Investigation of hydroxide ion-conduction in solid polymer electrolytes via electrochemical impedance spectroscopy

Abstract

This study explores the conduction of hydroxide (OH−) ions in solid alkaline polymer electrolytes, and their contribution to the performance of solid-state electric double layer capacitors (EDLCs). The conductivity of tetraethylammonium hydroxide (TEAOH) polyacrylamide (PAM) and the capacitance of a solid-state EDLC based on this solid polymer electrolyte were investigated under three controlled relative humidity (RH) conditions (15, 45, and 75% RH). These properties are found to be highly dependent on the hydration structure of OH− ions that evolved in the different environments.

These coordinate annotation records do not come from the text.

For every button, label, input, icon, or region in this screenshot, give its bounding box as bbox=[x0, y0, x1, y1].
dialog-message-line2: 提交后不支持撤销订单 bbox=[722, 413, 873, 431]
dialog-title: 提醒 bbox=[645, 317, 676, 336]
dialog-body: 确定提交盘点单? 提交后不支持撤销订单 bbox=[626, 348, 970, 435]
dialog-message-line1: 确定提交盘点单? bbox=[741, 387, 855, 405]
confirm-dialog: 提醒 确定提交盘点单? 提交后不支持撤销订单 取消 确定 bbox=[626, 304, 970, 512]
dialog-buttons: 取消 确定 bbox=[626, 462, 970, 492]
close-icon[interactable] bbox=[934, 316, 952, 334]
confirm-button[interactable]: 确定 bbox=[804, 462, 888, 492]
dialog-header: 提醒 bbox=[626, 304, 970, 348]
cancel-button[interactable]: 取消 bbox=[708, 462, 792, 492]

To identify the role of hydration and ion structure in solid alkaline polymer electrolytes on device performance, dielectric analyses on the impedance spectra of TEAOH-PAM were utilized and revealed an interesting connection between the frequency dependent capacitive behaviour of the device and the ion response in the polymer electrolyte. The capacitance of EDLCs is closely related to the accumulation of ions at electrode/electrolyte interface, while the high frequency time constant for EDLCs corresponds to the transition of ion motion from vibration (energy dissipating) to translation (energy storing). Based on dielectric analysis and correlating the hydration of TEAOH-PAM with the activation energies of ionic conductivity in the three environments, we propose a framework to explain the changes of OH− ion transport in the solid-state. Under 15% RH, the segmental motion of the polymer chains facilitates the transport of TEAOH ions bound as 4:1 H2O:TEAOH crystal hydrates in the solid phase. As hydration rises under 45% RH, the segmental motion coordinates the conduction of 7.5:1 H2O:TEAOH crystal hydrates in the liquid phase. Under 75% RH, TEAOH-PAM is well hydrated and the conduction mechanism is dominated by liquid-like OH− ion-hopping of fully dissociated ions (hydration number 16.6:1). These results demonstrate the interplay of segmental motion and OH− ion-hopping in solid alkaline polymer electrolytes. The methods and findings of this study can be used to design solid aqueous polymer electrolytes with predictable long-term behaviour for inherently safe, thin, and lightweight electrochemical devices.